Strange that sampleserver gives you a problem though. Does it work
correctly for localhost? If not, it must be some config issue.
You could also try assigning a hostname to localhost via your hosts
file. But that shouldn't be necessary.
>Generally the lj-OID-serverpage seems to be quite picky - if something is not ok it just returns an empty page instead of some
>kind of error message. I had this e.g. with errors in the trusted root. It is ok if you don't want to give attackers valuable
>debug information, but at least a 'the request was malformed. Please inform the webmaster of $return_url' would be nice.
>
>
Agreed. Also, some sort of interop test suite would be nice. I'm not
sure exactly how it should be implemented though. I remember that in
the early days of xml-rpc, userland put together a validator that helped
implementors achieve at least a minimum compliance level quickly.
>- the nounce is meant to be a one-time-token, as I understand it. It is generated in createReturnUrl, stored locally and checked
>in verify_return_url. (I use md5(microtime().date("r").rand(10000, 32000)) - found somewhere in the PHP doc/usercomments, as
>nounce and store it in the $_SESSION). But verify_return_url is called twice. Is this on purpose? If I'd delete the nounce after
>first use it would fail the second time, making login impossible.
>
>
I don't have an immediate answer, and would have to dig into it a bit.
Are you using dumb mode or smart mode?
>By the way, regarding the thoughts about how to display OpenID logged in user. I thought it best to have a separate 'Display
>Name', which the user can choose freely (perhaps uniquely for the scope of my site), which is initially filled with their
>claimed identity ('Zefiro.de' in my case). A link with both href= and title= to their canonical identity (the one Dans lib now
>reports back) comprise the OpenID-Icon and the display name. (The display name is filtered through htmlentities() first, the
>canonical identity is not yet assumed to be problematic). What are your opinions of doing so? I would like to establish this as
>'best practices'.
>
>
I think a separate display name is a good way of doing it. That way, it
can be their OpenID url ( or a non-canonical version of it ) or it could
be a real name or nickname. MediaWiki seems to work this way, although
they do an annoying uppercase of the first character of the user ID.
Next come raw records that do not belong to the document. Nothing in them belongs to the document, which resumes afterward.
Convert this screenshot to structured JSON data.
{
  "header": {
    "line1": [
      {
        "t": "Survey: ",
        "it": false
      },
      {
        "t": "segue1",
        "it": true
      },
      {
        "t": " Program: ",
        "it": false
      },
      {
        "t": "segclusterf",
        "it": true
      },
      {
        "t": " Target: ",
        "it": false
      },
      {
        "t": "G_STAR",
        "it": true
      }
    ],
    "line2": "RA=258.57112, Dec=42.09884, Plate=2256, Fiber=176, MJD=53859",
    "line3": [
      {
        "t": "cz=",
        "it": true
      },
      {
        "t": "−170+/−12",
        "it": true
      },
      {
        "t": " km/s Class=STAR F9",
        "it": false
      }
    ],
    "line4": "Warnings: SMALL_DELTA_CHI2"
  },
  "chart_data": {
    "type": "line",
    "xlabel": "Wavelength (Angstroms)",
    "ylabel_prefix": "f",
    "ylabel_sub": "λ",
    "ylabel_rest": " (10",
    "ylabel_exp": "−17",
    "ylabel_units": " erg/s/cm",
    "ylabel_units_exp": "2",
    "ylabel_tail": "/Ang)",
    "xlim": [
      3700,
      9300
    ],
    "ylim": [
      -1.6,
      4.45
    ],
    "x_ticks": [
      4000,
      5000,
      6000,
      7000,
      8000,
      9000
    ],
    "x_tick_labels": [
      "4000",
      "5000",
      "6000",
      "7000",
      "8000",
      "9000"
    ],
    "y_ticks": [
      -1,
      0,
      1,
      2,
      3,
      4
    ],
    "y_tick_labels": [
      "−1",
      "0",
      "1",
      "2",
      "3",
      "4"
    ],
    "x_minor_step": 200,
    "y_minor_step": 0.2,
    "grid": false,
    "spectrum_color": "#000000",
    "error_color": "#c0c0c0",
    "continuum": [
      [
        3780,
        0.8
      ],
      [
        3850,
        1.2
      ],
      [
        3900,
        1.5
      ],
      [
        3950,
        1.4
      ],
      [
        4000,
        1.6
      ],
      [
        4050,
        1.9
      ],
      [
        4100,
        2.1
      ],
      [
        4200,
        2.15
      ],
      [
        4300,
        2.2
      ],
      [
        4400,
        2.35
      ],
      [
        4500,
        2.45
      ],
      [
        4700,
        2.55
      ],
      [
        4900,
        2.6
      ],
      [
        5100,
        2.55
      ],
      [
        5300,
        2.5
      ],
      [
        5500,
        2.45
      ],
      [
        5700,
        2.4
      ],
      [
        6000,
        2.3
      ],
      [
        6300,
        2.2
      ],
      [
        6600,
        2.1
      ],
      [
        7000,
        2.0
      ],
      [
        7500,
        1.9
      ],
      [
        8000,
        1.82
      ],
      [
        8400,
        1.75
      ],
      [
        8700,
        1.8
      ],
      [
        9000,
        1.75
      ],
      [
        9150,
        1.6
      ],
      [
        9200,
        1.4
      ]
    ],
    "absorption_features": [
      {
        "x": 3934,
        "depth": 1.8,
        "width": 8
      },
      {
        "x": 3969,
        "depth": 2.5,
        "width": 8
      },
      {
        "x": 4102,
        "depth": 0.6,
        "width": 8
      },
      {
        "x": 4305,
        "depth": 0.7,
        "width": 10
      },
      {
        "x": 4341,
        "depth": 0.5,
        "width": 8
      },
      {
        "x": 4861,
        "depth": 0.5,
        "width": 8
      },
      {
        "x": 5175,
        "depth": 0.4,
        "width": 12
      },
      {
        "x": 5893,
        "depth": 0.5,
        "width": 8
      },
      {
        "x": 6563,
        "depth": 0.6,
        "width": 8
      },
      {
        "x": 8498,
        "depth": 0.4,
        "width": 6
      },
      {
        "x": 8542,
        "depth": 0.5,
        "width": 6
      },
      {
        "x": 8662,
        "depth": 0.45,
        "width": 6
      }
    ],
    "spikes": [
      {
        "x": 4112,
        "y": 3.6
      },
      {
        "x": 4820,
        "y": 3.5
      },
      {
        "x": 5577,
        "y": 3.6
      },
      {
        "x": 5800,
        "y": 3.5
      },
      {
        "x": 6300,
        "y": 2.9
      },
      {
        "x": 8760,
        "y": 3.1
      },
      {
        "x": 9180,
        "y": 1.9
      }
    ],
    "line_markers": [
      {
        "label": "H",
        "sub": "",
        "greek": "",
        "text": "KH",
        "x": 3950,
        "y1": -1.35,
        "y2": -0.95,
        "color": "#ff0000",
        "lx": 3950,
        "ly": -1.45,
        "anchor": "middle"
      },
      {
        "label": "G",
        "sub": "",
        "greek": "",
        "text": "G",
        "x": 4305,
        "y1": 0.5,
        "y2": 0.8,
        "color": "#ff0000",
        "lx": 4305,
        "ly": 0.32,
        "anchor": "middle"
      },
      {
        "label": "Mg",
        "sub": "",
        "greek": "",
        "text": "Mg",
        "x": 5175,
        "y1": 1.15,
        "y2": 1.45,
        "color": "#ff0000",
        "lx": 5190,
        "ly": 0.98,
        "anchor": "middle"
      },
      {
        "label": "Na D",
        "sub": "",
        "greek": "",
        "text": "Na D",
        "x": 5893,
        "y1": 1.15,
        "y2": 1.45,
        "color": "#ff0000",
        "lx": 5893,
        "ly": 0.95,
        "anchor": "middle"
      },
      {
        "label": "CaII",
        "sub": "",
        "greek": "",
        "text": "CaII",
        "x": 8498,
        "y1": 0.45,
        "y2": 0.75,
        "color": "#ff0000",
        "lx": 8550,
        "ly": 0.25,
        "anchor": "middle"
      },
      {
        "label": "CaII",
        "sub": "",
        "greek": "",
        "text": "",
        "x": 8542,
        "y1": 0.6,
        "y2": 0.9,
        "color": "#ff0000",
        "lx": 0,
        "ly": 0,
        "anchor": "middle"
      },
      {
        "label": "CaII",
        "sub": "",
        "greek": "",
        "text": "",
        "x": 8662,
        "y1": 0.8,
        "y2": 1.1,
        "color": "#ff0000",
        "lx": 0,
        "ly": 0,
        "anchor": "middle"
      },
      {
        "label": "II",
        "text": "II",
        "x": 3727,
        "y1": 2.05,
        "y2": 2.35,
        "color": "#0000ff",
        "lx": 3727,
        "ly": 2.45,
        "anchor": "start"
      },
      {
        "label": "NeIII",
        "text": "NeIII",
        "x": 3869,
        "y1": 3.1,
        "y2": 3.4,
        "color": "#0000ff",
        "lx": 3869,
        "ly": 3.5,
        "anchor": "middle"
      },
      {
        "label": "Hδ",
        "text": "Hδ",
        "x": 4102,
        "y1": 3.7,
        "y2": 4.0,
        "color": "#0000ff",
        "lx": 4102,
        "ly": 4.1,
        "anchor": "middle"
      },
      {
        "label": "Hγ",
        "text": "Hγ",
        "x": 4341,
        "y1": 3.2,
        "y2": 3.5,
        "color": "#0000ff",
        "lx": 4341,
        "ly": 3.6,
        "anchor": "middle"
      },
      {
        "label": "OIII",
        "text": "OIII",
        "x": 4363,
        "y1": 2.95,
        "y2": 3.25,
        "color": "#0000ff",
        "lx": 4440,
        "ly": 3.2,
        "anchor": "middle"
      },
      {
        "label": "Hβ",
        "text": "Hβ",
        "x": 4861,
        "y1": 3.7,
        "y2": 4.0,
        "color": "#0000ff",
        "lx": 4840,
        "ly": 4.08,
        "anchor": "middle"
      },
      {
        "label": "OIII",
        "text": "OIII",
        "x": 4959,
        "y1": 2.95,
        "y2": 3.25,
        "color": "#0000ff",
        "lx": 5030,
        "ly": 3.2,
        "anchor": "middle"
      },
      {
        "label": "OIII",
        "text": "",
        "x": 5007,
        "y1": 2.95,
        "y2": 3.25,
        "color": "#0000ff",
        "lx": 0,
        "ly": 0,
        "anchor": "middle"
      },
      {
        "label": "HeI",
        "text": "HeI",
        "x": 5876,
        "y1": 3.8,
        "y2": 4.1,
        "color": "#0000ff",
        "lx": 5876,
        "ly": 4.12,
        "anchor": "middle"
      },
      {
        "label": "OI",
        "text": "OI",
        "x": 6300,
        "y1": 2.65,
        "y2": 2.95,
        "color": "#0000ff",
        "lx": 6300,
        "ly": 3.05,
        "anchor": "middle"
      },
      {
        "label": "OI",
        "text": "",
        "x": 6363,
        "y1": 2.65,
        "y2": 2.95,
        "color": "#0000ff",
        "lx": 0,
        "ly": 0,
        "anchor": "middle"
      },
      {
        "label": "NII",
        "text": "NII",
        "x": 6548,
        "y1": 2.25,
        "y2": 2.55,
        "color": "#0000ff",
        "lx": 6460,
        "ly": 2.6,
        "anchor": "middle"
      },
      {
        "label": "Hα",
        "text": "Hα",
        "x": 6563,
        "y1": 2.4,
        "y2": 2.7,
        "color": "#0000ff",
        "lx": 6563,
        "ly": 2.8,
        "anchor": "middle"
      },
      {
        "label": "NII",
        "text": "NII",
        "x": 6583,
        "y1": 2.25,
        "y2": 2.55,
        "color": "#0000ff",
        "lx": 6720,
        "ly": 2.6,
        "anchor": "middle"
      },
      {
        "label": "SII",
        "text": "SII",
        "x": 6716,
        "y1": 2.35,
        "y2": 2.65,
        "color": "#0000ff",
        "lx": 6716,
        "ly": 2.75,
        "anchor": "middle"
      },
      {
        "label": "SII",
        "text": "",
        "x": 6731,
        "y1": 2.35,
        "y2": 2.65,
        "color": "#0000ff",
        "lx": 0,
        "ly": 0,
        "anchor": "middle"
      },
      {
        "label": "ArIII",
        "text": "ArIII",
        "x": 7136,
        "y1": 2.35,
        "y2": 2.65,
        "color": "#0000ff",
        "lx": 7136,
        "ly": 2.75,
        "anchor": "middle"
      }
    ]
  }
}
For Videntity.org, it stores canonical URL and then usually displays the
shortest possible address that can be uniquely canonicalized back. Eg:
http://danda.videntity.org/ => danda ( rule: no "." == assume
videntity.org )
http://dandaddl.livejournal.com/ => dandaddl.livejournal.com
https://dandaddl.livejournal.com/ => https://dandaddl.livejournal.com
http://www.livejournal.com/users/dandaddl/ =>
www.livejournal.com/users/dandaddl/
To my eye, the usernames are a lot prettier without the protocol and
slashes.
I dunno if that's best practice or not, but it seems to work well so far.